India’s Economy

India’s Economy is Expected to Rebound if the Second Wave of COVID can be Avoided

The spread of COVID-19 in India and the subsequent lockdown has led several agencies to update their Indian Economic growth projections. A couple of the large credit rating agencies see the Indian economy slowing in the H1 of 2020 but then experiencing a sharp rebound in the H2.

Mobility in India has been slow to recover. According to Apple’s mobility app, the amount of movement throughout the country has been slow to recover. When compared to a period right before the lockdown in February, India’s mobility is down 45%. This compares to approximately 85% at the lows in April.

Growth is Likely to Slow

The lack of mobility around the country has slowed the volume of exports, and also reduced imports. The latest import information for April in India shows that import Import cargo handling last month was at 80% of April 2019  levels at Jawaharlal Nehru Port. Overall throughput was down by 37% when compared to April 2019 levels.

Growth is likely to decline for the full fiscal year in India, which ends in March of 2021. The Organisation for Economic Co-operation and Development (OECD) sees India’s growth at -3.7% for the ongoing fiscal and growth could even drop further to -7.3% in the event of a second Covid-19 outbreak. The reduction in the growth forecast compares to a 5.1% growth rate projected by the OECD for the FY21 in March.

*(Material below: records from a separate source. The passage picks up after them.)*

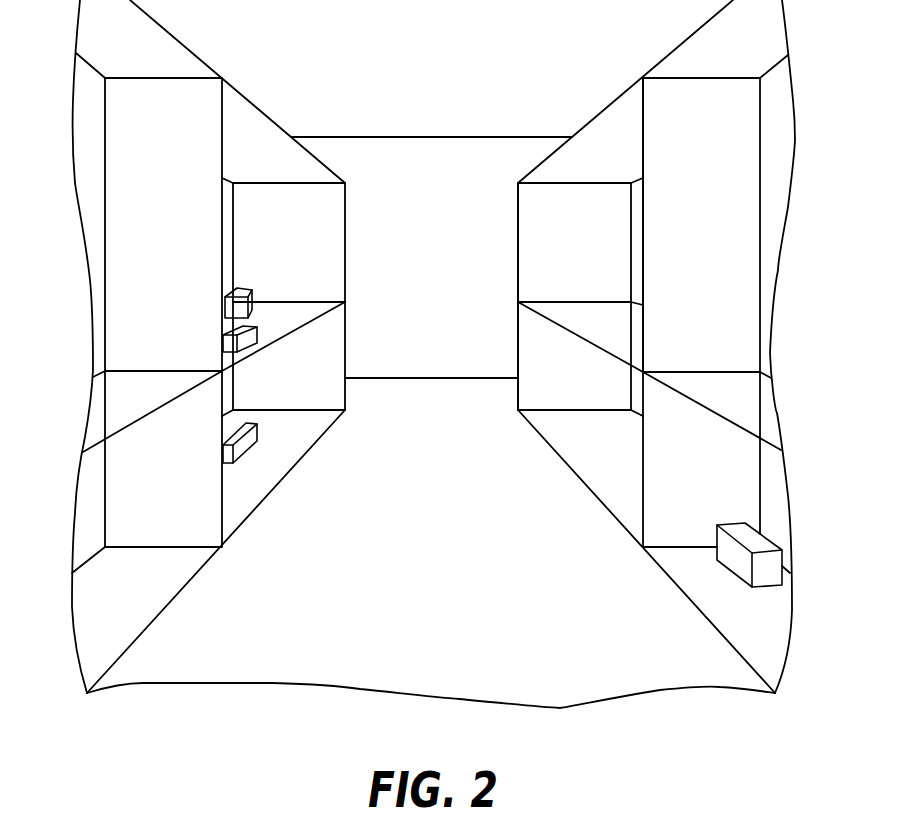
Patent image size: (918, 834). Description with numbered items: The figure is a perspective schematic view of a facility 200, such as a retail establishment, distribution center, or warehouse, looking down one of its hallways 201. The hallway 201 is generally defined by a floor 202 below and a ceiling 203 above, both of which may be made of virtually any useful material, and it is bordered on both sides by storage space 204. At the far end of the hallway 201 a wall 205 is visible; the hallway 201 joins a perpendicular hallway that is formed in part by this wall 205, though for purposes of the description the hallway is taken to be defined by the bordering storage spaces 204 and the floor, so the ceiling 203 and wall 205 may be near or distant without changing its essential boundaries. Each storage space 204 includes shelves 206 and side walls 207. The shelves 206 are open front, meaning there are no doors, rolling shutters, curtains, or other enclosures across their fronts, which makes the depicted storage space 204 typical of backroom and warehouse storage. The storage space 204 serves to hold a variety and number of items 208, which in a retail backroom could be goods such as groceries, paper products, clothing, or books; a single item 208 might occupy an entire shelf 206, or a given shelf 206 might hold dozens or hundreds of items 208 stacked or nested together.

The facility 200 is at (450, 749).
The hallway 201 is at (450, 427).
The floor 202 is at (405, 520).
The ceiling 203 is at (407, 60).
The storage space 204 is at (303, 214).
The wall 205 is at (452, 332).
The shelf 206 is at (572, 308).
The side wall 207 is at (684, 180).
The item 208 is at (235, 288).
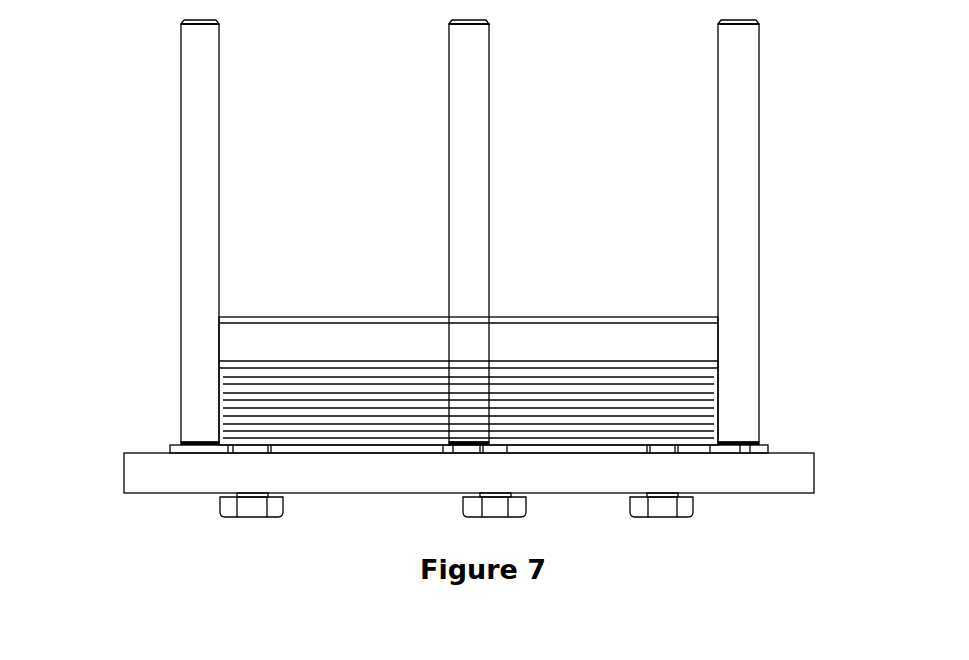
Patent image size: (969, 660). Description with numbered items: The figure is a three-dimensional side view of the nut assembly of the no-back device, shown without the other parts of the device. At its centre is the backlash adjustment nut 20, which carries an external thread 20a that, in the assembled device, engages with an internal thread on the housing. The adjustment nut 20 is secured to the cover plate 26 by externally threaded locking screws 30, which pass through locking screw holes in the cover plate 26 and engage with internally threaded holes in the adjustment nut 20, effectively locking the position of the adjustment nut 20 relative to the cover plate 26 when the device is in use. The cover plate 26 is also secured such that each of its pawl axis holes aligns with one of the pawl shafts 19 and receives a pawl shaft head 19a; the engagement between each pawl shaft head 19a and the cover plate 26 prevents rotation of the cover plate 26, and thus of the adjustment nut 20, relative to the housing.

The pawl shaft 19 is at (197, 105).
The pawl shaft head 19a is at (187, 445).
The backlash adjustment nut 20 is at (264, 353).
The external thread 20a is at (688, 400).
The cover plate 26 is at (160, 469).
The locking screw 30 is at (247, 507).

The growth downgrade reflects forecast trends from other global organizations. For example, the World Bank is expecting -3.2% growth for India this fiscal year. The OECD’s second wave scenario at -7.3%, was the lowest estimate for India’s growth so far. In terms of the global outlook, the report projected a sharp 6% contraction for global growth in 2020 followed by a strong 5.2% rebound next year. Exports could benefit from the reduction in the value of the India Rupe in forex trading making their goods less expensive following the weakening of the Rupe.

S&P the credit rating agency reports that India’s recovery from the impact of the Covid-19 outbreak and the lockdown would be key to maintaining its sovereign rating. The report put the general government fiscal deficit at 8.2%-8.9% in FY21 reflecting collapsing tax revenue. S&P sees India’s economic growth potential in medium and long-term is 6.5-7% but reforms are critical for the country to get back to recovery. The Indian government fiscal deficit will also play a role in whether the country can recover quickly from the lockdown and subsequent decline in economic growth. The rating agency expects the general government deficit to be 11% this year, and decline to 10% next year. S&P expected the deficit to decline to 7-9% over medium-term and said India’s fiscal position will weigh in credit rating for the long term.

Fitch sees a similar pattern when it comes to contraction and then growth. After a contraction in the current financial year, India’s economy is forecast to bounce back with a sharp growth rate of 9.5% next year provided it avoids further deterioration in the financial sector. The coronavirus pandemic will lead to shrinking of the already slowing economy in 2020-21 that started in April. Fitch Ratings forecast a 5% contraction in the GDP in the current financial year.

The Bottom Line

The bottom line is that Indian needs to avoid a second wave of the virus and slowly get back to work. A second-round would be devastating and destroy the countries ability to bounce back especially in the trade sector. Most of the global agencies see India’s growth rebounding in the H2 of the next fiscal year if there is no second wave of the virus.